UPDATE Broadcast engineers say the FCC’s decision last week to open up the entire 6 GHz band to unlicensed WiFi and other wireless uses will destroy the usability of those frequencies for electronic news gathering (ENG). The resulting interference will be “death by a thousand knife cuts” says Dane Ericksen, Chairman of Engineers for the Integrity of Broadcast Auxiliary Services Spectrum (EIBASS).
He tells Inside Towers the decision is going to cause “chronic and difficult, if not impossible, to track down interference to licensed users” in the band (5.925–7.125 GHz). That’s especially true for the 6.5 and 7 GHz TV pickup (ENG) receive sites, “which don’t transmit and are therefore the classic ‘hidden node’ problem for the listen-before-talk polite protocols the Commission insists will avoid any interference from up to 36 dBm EIRP wireless local area networks (WLANs),” he says.
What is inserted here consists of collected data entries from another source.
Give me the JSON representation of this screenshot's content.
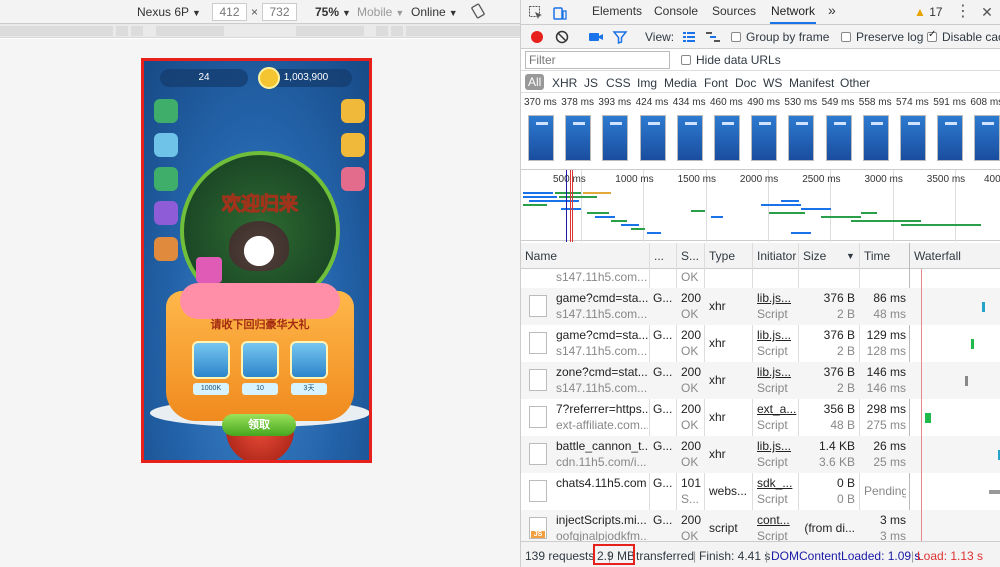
{
  "device_toolbar": {
    "device": "Nexus 6P",
    "width": "412",
    "times": "×",
    "height": "732",
    "zoom": "75%",
    "mode": "Mobile",
    "network": "Online"
  },
  "game": {
    "level": "24",
    "coins": "1,003,900",
    "title": "欢迎归来",
    "banner": "请收下回归豪华大礼",
    "rewards": [
      "1000K",
      "10",
      "3天"
    ],
    "claim": "领取"
  },
  "devtools": {
    "tabs": [
      "Elements",
      "Console",
      "Sources",
      "Network"
    ],
    "more_tabs": "»",
    "warnings": "17",
    "toolbar": {
      "view_label": "View:",
      "group_by_frame": "Group by frame",
      "preserve_log": "Preserve log",
      "disable_cache": "Disable cac"
    },
    "filter": {
      "placeholder": "Filter",
      "hide_data_urls": "Hide data URLs",
      "types": [
        "All",
        "XHR",
        "JS",
        "CSS",
        "Img",
        "Media",
        "Font",
        "Doc",
        "WS",
        "Manifest",
        "Other"
      ]
    },
    "filmstrip_times": [
      "370 ms",
      "378 ms",
      "393 ms",
      "424 ms",
      "434 ms",
      "460 ms",
      "490 ms",
      "530 ms",
      "549 ms",
      "558 ms",
      "574 ms",
      "591 ms",
      "608 ms"
    ],
    "overview_ticks": [
      "500 ms",
      "1000 ms",
      "1500 ms",
      "2000 ms",
      "2500 ms",
      "3000 ms",
      "3500 ms",
      "400"
    ],
    "columns": [
      "Name",
      "...",
      "S...",
      "Type",
      "Initiator",
      "Size",
      "Time",
      "Waterfall"
    ],
    "requests": [
      {
        "name": "s147.11h5.com...",
        "domain": "",
        "method": "",
        "status": "OK",
        "status_text": "",
        "type": "",
        "initiator": "Script",
        "initiator_sub": "",
        "size": "2 B",
        "size_sub": "",
        "time": "49 ms",
        "time_sub": "",
        "partial": true
      },
      {
        "name": "game?cmd=sta...",
        "domain": "s147.11h5.com...",
        "method": "G...",
        "status": "200",
        "status_text": "OK",
        "type": "xhr",
        "initiator": "lib.js...",
        "initiator_sub": "Script",
        "size": "376 B",
        "size_sub": "2 B",
        "time": "86 ms",
        "time_sub": "48 ms"
      },
      {
        "name": "game?cmd=sta...",
        "domain": "s147.11h5.com...",
        "method": "G...",
        "status": "200",
        "status_text": "OK",
        "type": "xhr",
        "initiator": "lib.js...",
        "initiator_sub": "Script",
        "size": "376 B",
        "size_sub": "2 B",
        "time": "129 ms",
        "time_sub": "128 ms"
      },
      {
        "name": "zone?cmd=stat...",
        "domain": "s147.11h5.com...",
        "method": "G...",
        "status": "200",
        "status_text": "OK",
        "type": "xhr",
        "initiator": "lib.js...",
        "initiator_sub": "Script",
        "size": "376 B",
        "size_sub": "2 B",
        "time": "146 ms",
        "time_sub": "146 ms"
      },
      {
        "name": "7?referrer=https...",
        "domain": "ext-affiliate.com...",
        "method": "G...",
        "status": "200",
        "status_text": "OK",
        "type": "xhr",
        "initiator": "ext_a...",
        "initiator_sub": "Script",
        "size": "356 B",
        "size_sub": "48 B",
        "time": "298 ms",
        "time_sub": "275 ms"
      },
      {
        "name": "battle_cannon_t...",
        "domain": "cdn.11h5.com/i...",
        "method": "G...",
        "status": "200",
        "status_text": "OK",
        "type": "xhr",
        "initiator": "lib.js...",
        "initiator_sub": "Script",
        "size": "1.4 KB",
        "size_sub": "3.6 KB",
        "time": "26 ms",
        "time_sub": "25 ms"
      },
      {
        "name": "chats4.11h5.com",
        "domain": "",
        "method": "G...",
        "status": "101",
        "status_text": "S...",
        "type": "webs...",
        "initiator": "sdk_...",
        "initiator_sub": "Script",
        "size": "0 B",
        "size_sub": "0 B",
        "time": "Pending",
        "time_sub": ""
      },
      {
        "name": "injectScripts.mi...",
        "domain": "oofgjnalpjodkfm...",
        "method": "G...",
        "status": "200",
        "status_text": "OK",
        "type": "script",
        "initiator": "cont...",
        "initiator_sub": "Script",
        "size": "(from di...",
        "size_sub": "",
        "time": "3 ms",
        "time_sub": "3 ms"
      }
    ],
    "status_bar": {
      "requests": "139 requests",
      "sep1": "|",
      "transferred_size": "2.9 MB",
      "transferred_label": "transferred",
      "sep2": "|",
      "finish": "Finish: 4.41 s",
      "sep3": "|",
      "dom_content_loaded": "DOMContentLoaded: 1.09 s",
      "sep4": "|",
      "load": "Load: 1.13 s"
    }
  },
  "colors": {
    "highlight_red": "#e8201c",
    "accent_blue": "#1a73e8",
    "dcl_blue": "#1a1aa6",
    "load_red": "#d33"
  }
}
Just under a billion WLANs are proposed.
The change “will trash the upper 6 GHz band like WiFi trashed the 2.4 GHz TV BAS (Broadcast Auxiliary Spectrum) band, making TV BAS Channels A8 (2450-2467 MHz) and A9 (2467-2483.5 MHz) almost useless due to the 10 to 20 dB higher noise floor compared to grandfathered TV BAS Channel A10 (2483.5-2500 MHz), where Part 15 WiFi is not allowed,” Ericksen explains.
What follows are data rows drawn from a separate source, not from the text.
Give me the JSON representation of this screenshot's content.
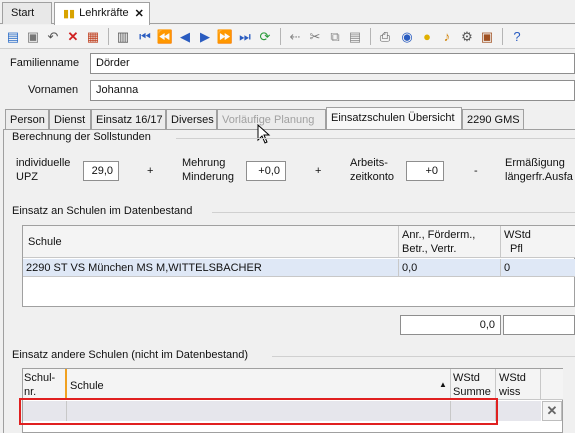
{
  "window_tabs": [
    {
      "label": "Start"
    },
    {
      "label": "Lehrkräfte"
    }
  ],
  "form": {
    "familienname_label": "Familienname",
    "familienname_value": "Dörder",
    "vornamen_label": "Vornamen",
    "vornamen_value": "Johanna"
  },
  "section_tabs": [
    {
      "label": "Person"
    },
    {
      "label": "Dienst"
    },
    {
      "label": "Einsatz 16/17"
    },
    {
      "label": "Diverses"
    },
    {
      "label": "Vorläufige Planung"
    },
    {
      "label": "Einsatzschulen Übersicht"
    },
    {
      "label": "2290 GMS"
    }
  ],
  "soll": {
    "title": "Berechnung der Sollstunden",
    "upz_label_1": "individuelle",
    "upz_label_2": "UPZ",
    "upz_value": "29,0",
    "plus1": "+",
    "mehrung_label_1": "Mehrung",
    "mehrung_label_2": "Minderung",
    "mehrung_value": "+0,0",
    "plus2": "+",
    "arbeit_label_1": "Arbeits-",
    "arbeit_label_2": "zeitkonto",
    "arbeit_value": "+0",
    "minus": "-",
    "erm_label_1": "Ermäßigung",
    "erm_label_2": "längerfr.Ausfa"
  },
  "einsatz_db": {
    "title": "Einsatz an Schulen im Datenbestand",
    "col_schule": "Schule",
    "col_anr_1": "Anr., Förderm.,",
    "col_anr_2": "Betr., Vertr.",
    "col_wstd_1": "WStd",
    "col_wstd_2": "Pfl",
    "rows": [
      {
        "schule": "2290 ST VS München MS M,WITTELSBACHER",
        "anr": "0,0",
        "wstd": "0"
      }
    ],
    "sum_value": "0,0"
  },
  "einsatz_andere": {
    "title": "Einsatz andere Schulen (nicht im Datenbestand)",
    "col_schulnr_1": "Schul-",
    "col_schulnr_2": "nr.",
    "col_schule": "Schule",
    "col_summe_1": "WStd",
    "col_summe_2": "Summe",
    "col_wiss_1": "WStd",
    "col_wiss_2": "wiss",
    "delete_glyph": "✕"
  },
  "colors": {
    "highlight_red": "#e02020",
    "accent_blue": "#1f5fbf",
    "selected_row": "#dfe8f6"
  }
}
“The most violated (and unenforced) of all FCC rules is Section 15.5(b), which states that a Part 15 device must not cause interference to any licensed service (e.g., Part 74 TV BAS ENG), and must accept any interference from licensed users,” adds the engineer, who’s also a consultant to Hammett & Edison.
He says the agency fails to enforce Section 15.5(b) with its now smaller Enforcement Bureau and only an FCC inspector has authority to conduct such enforcement. “A private, licensed user has no standing to do this, and lots of luck complaining to the FCC,” he concludes.
FCC Chairman Ajit Pai took several questions on the interference question after the meeting, and he reiterated the Commission believes it’s taking appropriate measures in the item to prevent harmful interference to incumbent licensees. Many groups support the change, including Apple, Broadcom Corporation, Cisco Systems, Hewlett Packard Enterprise, Facebook, Google, Intel, MediaTek, Microsoft, Qualcomm, CTIA and WISPA.
WISPA said after the vote, the FCC did the right thing. It noted unlicensed spectrum “is stressed to the max” and there’s been no major allocation of such spectrum in two decades. “This at a time when IoT, AI, smart home and other unlicensed-dependent technologies flood the marketplace; the deployment of 5G rapidly takes shape; and the Black Swan of the world’s new pandemic-induced, stay-at-home connectivity paradigm has put crushing demands on our networks and unlicensed ecosystem,” said WISPA after the vote.
In addition to broadcast engineers, AT&T and utilities too, were disappointed with the vote. The telecom is concerned about interference to its microwave links critical to maintaining network infrastructure. AT&T agrees with broadcast engineers that once millions of unlicensed devices are used on the band, it will be impossible for the agency to find and remove specific devices causing interference.
The NAB, Society of Broadcast Engineers and National Spectrum Management Association, fought the changes as well. The NSMA represents microwave radio/wireless and satellite frequency coordinators, licensees, manufacturers and regulators.